# Vermont Property



## altair (Jul 23, 2011)

Not affiliated in any way, I was browsing craigslist and saw it: https://vermont.craigslist.org/grd/d/hardwick-farm-for-sale/7139590357.html


----------



## MJR (Apr 2, 2020)

Property taxes in VT are pretty high. I’ve know a few people to leave the state because of it. I don’t even want to imagine what someone would have to pay every year for this property.


----------



## altair (Jul 23, 2011)

They are pretty high. But if you file as a primary resident, form HS-122, with the state and make below a certain threshold, you get money deducted off your taxes. My spouse and myself get almost $1000 deducted from our total bill. There are a few I know in town who get 100% of their taxes paid for and even get money back, though that isn't the norm.


----------



## PnB (Jun 11, 2020)

This is good to know. Vermont is one of our top choices but the property taxes (outside of current use) can be prohibitive. 

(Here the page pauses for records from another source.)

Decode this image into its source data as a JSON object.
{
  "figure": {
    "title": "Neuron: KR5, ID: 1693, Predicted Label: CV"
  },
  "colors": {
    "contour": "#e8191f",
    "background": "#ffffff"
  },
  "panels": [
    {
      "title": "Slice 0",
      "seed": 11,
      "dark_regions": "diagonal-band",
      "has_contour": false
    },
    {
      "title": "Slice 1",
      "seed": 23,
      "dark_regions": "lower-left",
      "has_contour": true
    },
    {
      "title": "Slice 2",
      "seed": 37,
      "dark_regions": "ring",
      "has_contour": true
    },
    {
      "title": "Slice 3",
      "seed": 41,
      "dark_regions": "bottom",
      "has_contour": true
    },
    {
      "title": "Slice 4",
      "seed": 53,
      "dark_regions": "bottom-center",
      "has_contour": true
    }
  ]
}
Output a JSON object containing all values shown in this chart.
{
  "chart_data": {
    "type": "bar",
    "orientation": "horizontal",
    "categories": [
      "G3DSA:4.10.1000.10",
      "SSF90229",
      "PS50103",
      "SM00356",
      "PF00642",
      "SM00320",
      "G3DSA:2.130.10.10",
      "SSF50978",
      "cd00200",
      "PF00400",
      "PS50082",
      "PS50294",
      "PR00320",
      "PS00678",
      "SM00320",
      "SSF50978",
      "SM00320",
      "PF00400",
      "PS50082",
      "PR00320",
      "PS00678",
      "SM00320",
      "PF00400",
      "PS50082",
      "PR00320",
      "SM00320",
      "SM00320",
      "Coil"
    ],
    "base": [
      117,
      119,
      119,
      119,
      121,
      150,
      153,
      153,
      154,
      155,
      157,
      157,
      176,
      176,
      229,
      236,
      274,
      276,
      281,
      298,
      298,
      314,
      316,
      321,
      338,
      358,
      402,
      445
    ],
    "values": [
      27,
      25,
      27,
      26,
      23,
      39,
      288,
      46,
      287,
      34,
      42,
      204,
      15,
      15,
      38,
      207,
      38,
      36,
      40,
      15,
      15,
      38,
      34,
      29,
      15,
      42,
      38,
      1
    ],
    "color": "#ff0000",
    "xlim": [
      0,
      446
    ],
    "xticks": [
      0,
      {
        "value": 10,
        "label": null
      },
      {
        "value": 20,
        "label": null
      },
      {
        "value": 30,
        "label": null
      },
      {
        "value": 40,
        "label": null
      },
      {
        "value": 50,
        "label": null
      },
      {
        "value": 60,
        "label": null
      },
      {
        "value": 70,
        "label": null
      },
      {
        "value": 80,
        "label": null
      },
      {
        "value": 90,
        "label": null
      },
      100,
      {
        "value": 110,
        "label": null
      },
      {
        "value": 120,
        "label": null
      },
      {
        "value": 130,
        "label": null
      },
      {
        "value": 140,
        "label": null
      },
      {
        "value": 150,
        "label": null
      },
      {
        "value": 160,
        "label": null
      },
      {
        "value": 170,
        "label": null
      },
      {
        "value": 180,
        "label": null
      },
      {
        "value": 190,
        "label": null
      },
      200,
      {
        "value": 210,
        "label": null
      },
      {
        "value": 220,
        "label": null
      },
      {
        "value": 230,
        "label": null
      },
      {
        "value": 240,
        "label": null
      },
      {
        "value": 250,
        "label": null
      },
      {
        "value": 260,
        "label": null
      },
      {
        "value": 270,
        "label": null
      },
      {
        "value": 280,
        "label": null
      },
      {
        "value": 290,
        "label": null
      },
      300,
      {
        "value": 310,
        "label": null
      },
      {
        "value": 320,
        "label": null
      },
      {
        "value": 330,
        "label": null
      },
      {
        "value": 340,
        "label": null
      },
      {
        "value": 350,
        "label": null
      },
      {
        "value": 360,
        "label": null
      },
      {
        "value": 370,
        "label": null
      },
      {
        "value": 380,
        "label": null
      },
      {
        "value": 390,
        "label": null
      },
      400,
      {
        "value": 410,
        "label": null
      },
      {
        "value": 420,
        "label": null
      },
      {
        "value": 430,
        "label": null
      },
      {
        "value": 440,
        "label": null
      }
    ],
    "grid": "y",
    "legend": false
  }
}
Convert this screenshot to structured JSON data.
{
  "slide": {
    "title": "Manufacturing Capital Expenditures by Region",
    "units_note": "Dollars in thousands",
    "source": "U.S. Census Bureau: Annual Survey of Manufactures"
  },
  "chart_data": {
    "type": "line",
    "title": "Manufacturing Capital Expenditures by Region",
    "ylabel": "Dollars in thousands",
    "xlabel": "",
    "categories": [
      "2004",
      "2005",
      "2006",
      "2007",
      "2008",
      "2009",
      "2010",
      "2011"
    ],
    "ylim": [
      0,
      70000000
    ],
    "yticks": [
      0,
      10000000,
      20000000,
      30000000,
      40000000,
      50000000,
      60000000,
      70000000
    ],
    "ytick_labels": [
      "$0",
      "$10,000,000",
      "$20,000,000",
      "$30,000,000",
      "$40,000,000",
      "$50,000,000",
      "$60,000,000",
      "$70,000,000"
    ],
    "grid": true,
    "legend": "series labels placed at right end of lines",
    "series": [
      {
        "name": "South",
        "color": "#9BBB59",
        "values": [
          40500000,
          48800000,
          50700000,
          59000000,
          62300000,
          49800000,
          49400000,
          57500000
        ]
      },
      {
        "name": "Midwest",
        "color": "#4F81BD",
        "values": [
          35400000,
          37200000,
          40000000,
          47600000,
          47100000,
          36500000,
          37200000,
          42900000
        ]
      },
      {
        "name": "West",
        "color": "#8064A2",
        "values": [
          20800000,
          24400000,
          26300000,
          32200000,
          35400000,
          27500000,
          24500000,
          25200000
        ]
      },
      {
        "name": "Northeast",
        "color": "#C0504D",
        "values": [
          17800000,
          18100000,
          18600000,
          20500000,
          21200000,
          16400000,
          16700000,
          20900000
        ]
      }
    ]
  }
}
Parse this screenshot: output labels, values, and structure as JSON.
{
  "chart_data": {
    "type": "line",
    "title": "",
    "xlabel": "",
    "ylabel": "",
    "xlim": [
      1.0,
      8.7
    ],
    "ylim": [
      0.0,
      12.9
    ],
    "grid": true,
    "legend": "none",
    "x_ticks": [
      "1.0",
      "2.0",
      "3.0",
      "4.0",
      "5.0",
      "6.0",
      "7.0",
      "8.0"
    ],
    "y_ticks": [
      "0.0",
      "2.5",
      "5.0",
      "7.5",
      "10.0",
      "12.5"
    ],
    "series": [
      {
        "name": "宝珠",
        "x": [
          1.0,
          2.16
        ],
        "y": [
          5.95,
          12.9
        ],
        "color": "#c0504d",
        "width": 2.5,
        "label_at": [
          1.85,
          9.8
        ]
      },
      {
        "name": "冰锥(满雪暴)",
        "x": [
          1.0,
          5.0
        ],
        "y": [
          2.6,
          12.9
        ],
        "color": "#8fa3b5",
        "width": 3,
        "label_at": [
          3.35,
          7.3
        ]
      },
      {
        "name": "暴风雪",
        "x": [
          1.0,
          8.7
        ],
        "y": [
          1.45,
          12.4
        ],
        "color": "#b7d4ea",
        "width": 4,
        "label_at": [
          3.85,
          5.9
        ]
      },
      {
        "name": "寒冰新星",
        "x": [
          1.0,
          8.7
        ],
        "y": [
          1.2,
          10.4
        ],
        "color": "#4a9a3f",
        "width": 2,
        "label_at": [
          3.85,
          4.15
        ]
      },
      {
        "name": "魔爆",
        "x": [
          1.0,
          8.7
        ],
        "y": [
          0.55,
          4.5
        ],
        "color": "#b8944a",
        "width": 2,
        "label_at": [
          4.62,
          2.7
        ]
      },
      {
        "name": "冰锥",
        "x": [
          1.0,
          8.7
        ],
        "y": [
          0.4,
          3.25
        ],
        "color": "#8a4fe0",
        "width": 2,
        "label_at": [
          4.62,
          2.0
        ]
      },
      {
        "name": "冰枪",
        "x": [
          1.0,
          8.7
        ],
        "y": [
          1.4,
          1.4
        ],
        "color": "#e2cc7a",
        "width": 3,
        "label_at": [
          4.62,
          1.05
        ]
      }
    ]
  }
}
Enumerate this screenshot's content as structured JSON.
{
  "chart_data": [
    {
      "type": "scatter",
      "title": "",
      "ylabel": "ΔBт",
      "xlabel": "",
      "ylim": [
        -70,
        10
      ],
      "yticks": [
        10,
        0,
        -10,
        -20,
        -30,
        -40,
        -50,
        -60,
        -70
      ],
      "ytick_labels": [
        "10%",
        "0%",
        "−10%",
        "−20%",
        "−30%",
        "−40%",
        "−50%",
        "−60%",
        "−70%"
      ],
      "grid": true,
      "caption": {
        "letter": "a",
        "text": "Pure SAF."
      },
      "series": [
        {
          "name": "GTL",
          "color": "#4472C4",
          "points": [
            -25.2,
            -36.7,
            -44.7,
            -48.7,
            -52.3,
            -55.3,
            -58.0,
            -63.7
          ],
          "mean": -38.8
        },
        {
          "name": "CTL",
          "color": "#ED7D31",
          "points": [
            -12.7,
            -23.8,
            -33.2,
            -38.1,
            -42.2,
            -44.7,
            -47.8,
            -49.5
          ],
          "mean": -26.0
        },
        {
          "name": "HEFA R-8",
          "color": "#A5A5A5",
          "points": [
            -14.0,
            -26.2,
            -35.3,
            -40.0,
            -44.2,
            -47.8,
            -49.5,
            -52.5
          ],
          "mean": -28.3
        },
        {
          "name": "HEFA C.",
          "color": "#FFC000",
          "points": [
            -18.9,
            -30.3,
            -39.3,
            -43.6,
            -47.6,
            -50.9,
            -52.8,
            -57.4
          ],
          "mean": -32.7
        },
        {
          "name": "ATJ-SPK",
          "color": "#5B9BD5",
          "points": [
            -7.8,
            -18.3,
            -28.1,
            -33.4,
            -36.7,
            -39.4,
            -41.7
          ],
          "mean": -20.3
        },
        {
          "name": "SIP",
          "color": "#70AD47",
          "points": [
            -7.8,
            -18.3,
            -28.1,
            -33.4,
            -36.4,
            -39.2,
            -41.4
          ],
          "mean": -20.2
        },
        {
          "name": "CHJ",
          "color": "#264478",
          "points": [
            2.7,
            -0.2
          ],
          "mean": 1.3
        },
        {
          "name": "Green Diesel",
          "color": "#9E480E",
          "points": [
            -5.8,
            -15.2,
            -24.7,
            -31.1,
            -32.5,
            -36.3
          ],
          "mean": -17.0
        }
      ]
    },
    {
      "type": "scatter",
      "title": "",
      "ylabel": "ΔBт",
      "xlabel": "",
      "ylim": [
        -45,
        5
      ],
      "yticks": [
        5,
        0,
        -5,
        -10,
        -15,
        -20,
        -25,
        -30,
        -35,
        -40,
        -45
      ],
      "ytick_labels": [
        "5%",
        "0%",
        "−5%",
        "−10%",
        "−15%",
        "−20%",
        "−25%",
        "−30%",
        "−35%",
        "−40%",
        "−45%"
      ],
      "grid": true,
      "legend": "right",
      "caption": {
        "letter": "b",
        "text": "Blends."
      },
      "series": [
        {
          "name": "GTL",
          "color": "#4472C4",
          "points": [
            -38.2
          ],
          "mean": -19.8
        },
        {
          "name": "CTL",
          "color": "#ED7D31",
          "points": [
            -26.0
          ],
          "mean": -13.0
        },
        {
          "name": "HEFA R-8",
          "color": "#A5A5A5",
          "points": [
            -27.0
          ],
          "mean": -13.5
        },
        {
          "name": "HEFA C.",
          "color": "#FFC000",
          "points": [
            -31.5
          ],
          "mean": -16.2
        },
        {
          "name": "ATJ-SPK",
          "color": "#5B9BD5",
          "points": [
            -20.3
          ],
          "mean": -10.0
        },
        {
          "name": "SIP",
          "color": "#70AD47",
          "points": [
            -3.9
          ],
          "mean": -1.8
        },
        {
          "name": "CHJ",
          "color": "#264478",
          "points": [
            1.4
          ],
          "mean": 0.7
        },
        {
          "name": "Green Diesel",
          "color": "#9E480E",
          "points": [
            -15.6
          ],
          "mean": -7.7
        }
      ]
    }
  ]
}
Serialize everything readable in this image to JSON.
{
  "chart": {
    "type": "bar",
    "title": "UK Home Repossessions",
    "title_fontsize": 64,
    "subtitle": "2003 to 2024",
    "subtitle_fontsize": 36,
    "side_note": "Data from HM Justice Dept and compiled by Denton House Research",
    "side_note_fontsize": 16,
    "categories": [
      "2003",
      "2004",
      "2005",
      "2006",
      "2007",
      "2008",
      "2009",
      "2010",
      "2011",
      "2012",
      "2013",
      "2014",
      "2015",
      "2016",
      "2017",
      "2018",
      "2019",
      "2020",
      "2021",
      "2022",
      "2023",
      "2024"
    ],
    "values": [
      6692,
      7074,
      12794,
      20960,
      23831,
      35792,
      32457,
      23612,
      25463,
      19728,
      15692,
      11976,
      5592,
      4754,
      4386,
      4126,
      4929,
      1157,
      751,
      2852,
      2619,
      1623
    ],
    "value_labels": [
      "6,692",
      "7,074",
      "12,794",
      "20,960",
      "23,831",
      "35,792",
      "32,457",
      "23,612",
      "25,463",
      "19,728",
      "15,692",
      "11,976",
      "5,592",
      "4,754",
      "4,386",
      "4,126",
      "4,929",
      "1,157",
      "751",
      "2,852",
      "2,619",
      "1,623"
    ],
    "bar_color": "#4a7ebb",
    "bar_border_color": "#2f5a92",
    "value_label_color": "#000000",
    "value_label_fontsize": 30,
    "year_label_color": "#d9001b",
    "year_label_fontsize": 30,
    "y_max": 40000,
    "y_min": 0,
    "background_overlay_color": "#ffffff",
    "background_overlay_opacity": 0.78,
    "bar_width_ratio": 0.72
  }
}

If you happen to know, or know anyone who knows about subdividing land up there. I have some questions about whether one could buy land that isn't in current use, subdivide the land, and partition a chunk of it for current use. As opposed to the whole thing sans 2 acres. 

I feel like there has to be a compromise in there somewhere. So one could get the tax reduction on a big portion of the total acreage and still have a fair amount to do with as one will.


altair said:


> They are pretty high. But if you file as a primary resident, form HS-122, with the state and make below a certain threshold, you get money deducted off your taxes. My spouse and myself get almost $1000 deducted from our total bill. There are a few I know in town who get 100% of their taxes paid for and even get money back, though that isn't the norm.


----------



## jr23 (Sep 3, 2013)

it is listed near the top of not a place to retire in. too expensive and not to senior citizen friendly that the gov not the people


----------